Standby SE — By default, the standby SE will send health checks. This behavior may be changed from the CLI for the SE Group of the SE.
Send Interval — By default Avi Vantage sends checks based on the frequency defined by a monitor’s Send Interval timer. However, when a new health monitor or a new server is added to a pool, or when there’s a positive monitor response is received after a server has been marked down for a long time, Avi Vantage will quickly send additional checks. For example, if a new server is added to a pool with a monitor set to query every 20 seconds, and requires 3 consecutive positive responses, the server may not be marked up for nearly one minute. In this example, when the new server is added to the pool, Avi Vantage will send the first 3 checks as quickly as the server will respond back, potentially marking the server up within one or two seconds.

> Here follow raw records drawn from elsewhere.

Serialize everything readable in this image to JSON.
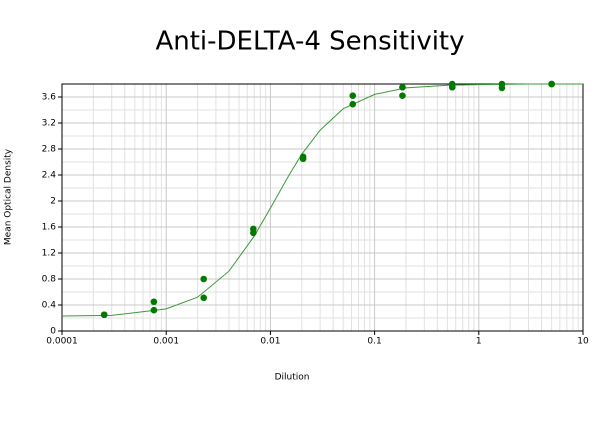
{
  "chart_data": {
    "type": "scatter",
    "title": "Anti-DELTA-4 Sensitivity",
    "x_label": "Dilution",
    "y_label": "Mean Optical Density",
    "x": [
      0.000254,
      0.000254,
      0.000762,
      0.000762,
      0.00229,
      0.00229,
      0.00686,
      0.00686,
      0.0206,
      0.0206,
      0.0617,
      0.0617,
      0.185,
      0.185,
      0.556,
      0.556,
      1.667,
      1.667,
      5,
      5
    ],
    "values": [
      0.25,
      0.25,
      0.45,
      0.32,
      0.8,
      0.51,
      1.57,
      1.51,
      2.68,
      2.65,
      3.62,
      3.49,
      3.75,
      3.62,
      3.8,
      3.75,
      3.8,
      3.74,
      3.8,
      3.8
    ],
    "color": "#007a00",
    "curve": {
      "x": [
        0.0001,
        0.0003,
        0.001,
        0.002,
        0.004,
        0.007,
        0.01,
        0.015,
        0.02,
        0.03,
        0.05,
        0.1,
        0.2,
        0.5,
        1,
        3,
        10
      ],
      "values": [
        0.23,
        0.24,
        0.34,
        0.52,
        0.92,
        1.46,
        1.89,
        2.39,
        2.72,
        3.09,
        3.42,
        3.64,
        3.74,
        3.78,
        3.79,
        3.8,
        3.8
      ],
      "color": "#3a9a3a"
    },
    "xscale": "log",
    "grid": true,
    "xlim": [
      0.0001,
      10
    ],
    "xticks": [
      0.0001,
      0.001,
      0.01,
      0.1,
      1,
      10
    ],
    "ylim": [
      0,
      3.8
    ],
    "yticks": [
      0,
      0.4,
      0.8,
      1.2,
      1.6,
      2,
      2.4,
      2.8,
      3.2,
      3.6
    ]
  }
}
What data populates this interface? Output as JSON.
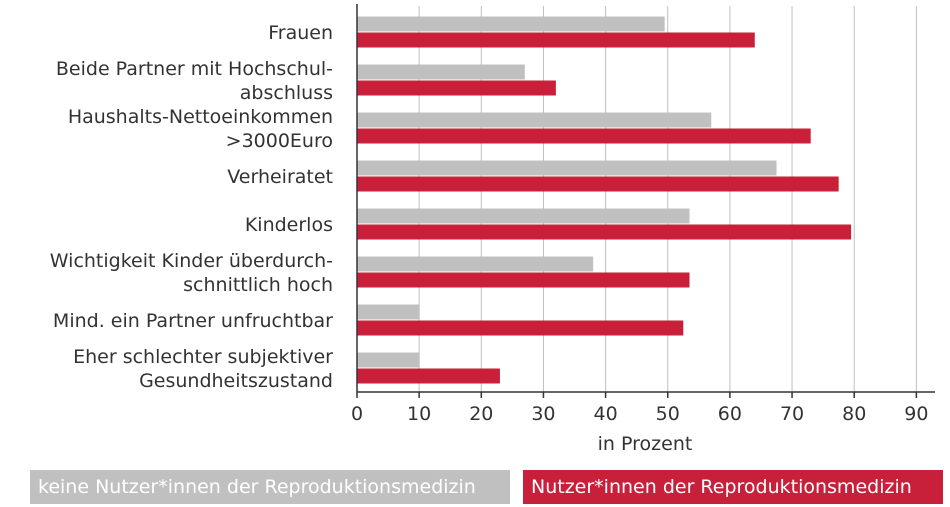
{
  "chart_data": {
    "type": "bar",
    "orientation": "horizontal",
    "categories": [
      [
        "Frauen"
      ],
      [
        "Beide Partner mit Hochschul-",
        "abschluss"
      ],
      [
        "Haushalts-Nettoeinkommen",
        ">3000Euro"
      ],
      [
        "Verheiratet"
      ],
      [
        "Kinderlos"
      ],
      [
        "Wichtigkeit Kinder überdurch-",
        "schnittlich hoch"
      ],
      [
        "Mind. ein Partner unfruchtbar"
      ],
      [
        "Eher schlechter subjektiver",
        "Gesundheitszustand"
      ]
    ],
    "series": [
      {
        "name": "keine Nutzer*innen der Reproduktionsmedizin",
        "color": "#c0c0c0",
        "values": [
          49.5,
          27,
          57,
          67.5,
          53.5,
          38,
          10,
          10
        ]
      },
      {
        "name": "Nutzer*innen der Reproduktionsmedizin",
        "color": "#c8203a",
        "values": [
          64,
          32,
          73,
          77.5,
          79.5,
          53.5,
          52.5,
          23
        ]
      }
    ],
    "xlim": [
      0,
      93
    ],
    "xticks": [
      0,
      10,
      20,
      30,
      40,
      50,
      60,
      70,
      80,
      90
    ],
    "xlabel": "in  Prozent",
    "ylabel": "",
    "title": "",
    "grid": "vertical",
    "legend": "bottom"
  }
}
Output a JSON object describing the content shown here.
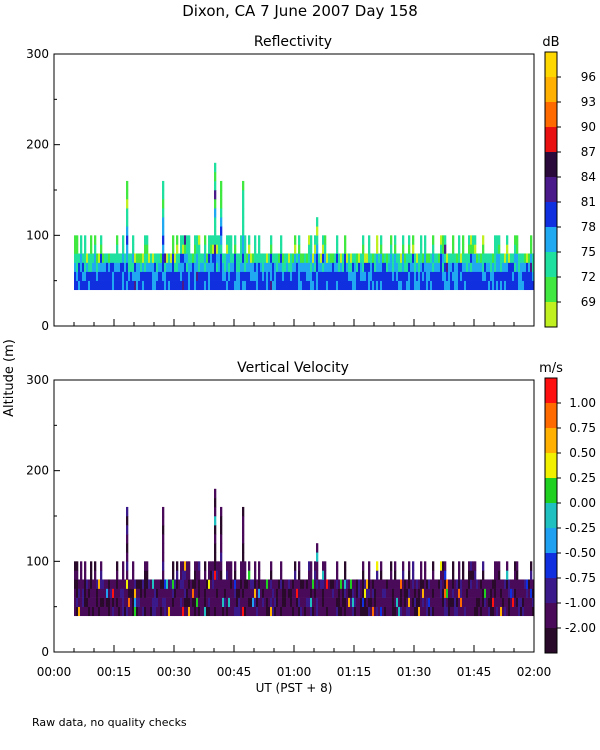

Subsequent checks will be performed at the interval specified by the Send Interval setting of the health monitor.
Port Translation Enabled — In this, the default and most typical case,
1. The server ports a virtual service targets will necessarily have been defined.
2. If active monitoring is desired, but no monitor ports are explicitly defined, Avi Vantage can and will infer them from the defined server ports (on a per-server basis).
Port Translation Disabled — On the other hand, if port translation is disabled, then:
1. Avi Vantage makes no assumptions on which server ports should be actively monitored.
2. Therefore, in this case, if active health monitoring is desired, one must add a health monitor for each port on the servers needing to be monitored.

Verifying Monitor Results

Verifying the results of health monitors is not always straightforward. Avi Vantage does not include health monitors when recording logs for client traffic for a virtual service. Below are a number of methods for inspecting the results received by active health monitors.

Via GUI

From the GUI, there are multiple ways to check the status of a server or see why it has been marked down:

Mouse over a down (red) server icon.
From the pool > server page, click the failed monitor in the health monitor table to expand the results.
Events for the virtual server and pool record up / down status changes and reasons.
More examples are available in the Reasons a Server Can Be Marked Down.

Via CLI and API

From the CLI and API, extensive health monitor information may be viewed for each server in the pool. The example below shows an abbreviated view:

show pool [poolname] server hmonstat
+---------------------------------+----------------------------------------+
| Field                           | Value                                  |
+---------------------------------+----------------------------------------+
| server_hm_stat[1]               |                                        |
|   server_name                   | 10.90.15.61:8000                       |
|   oper_status                   |                                        |
|     state                       | OPER_UP                                |
|   shm_runtime[1]                |                                        |
|     health_monitor_name         | healthmonitor-1                        |
|     health_monitor_type         | HEALTH_MONITOR_TCP                     |
|     last_transition_timestamp_3 | Tue May 24 20:42:51 2016 ms            |
|     last_transition_timestamp_2 | Tue May 24 20:42:38 2016 ms            |
|     last_transition_timestamp_1 | Tue May 24 20:37:10 2016 ms            |
|     rise_count                  | 255                                    |
|     fall_count                  | 0                                      |
|     total_checks                | 1414                                   |
|     total_failed_checks         | 5                                      |
|     total_count[1]              |                                        |
|       type                      | CONNECTION_TIMEOUT                     |
|       count                     | 5                                      |
|     avg_response_time           | 1                                      |
|     recent_response_time        | 1                                      |
|     min_response_time           | 1                                      |
|     max_response_time           | 1999                                   |
|     port                        | 8000                                   |
|     curr_failed_checks          | 1                                      |
|   ip_addr                       | 10.90.15.61                            |
|   port                          | 8000                                   |
+---------------------------------+----------------------------------------+

Via Packet Capture

By default, Avi Vantage does not include health monitor traffic when performing packet captures. This default may be changed via the CLI via the following flags.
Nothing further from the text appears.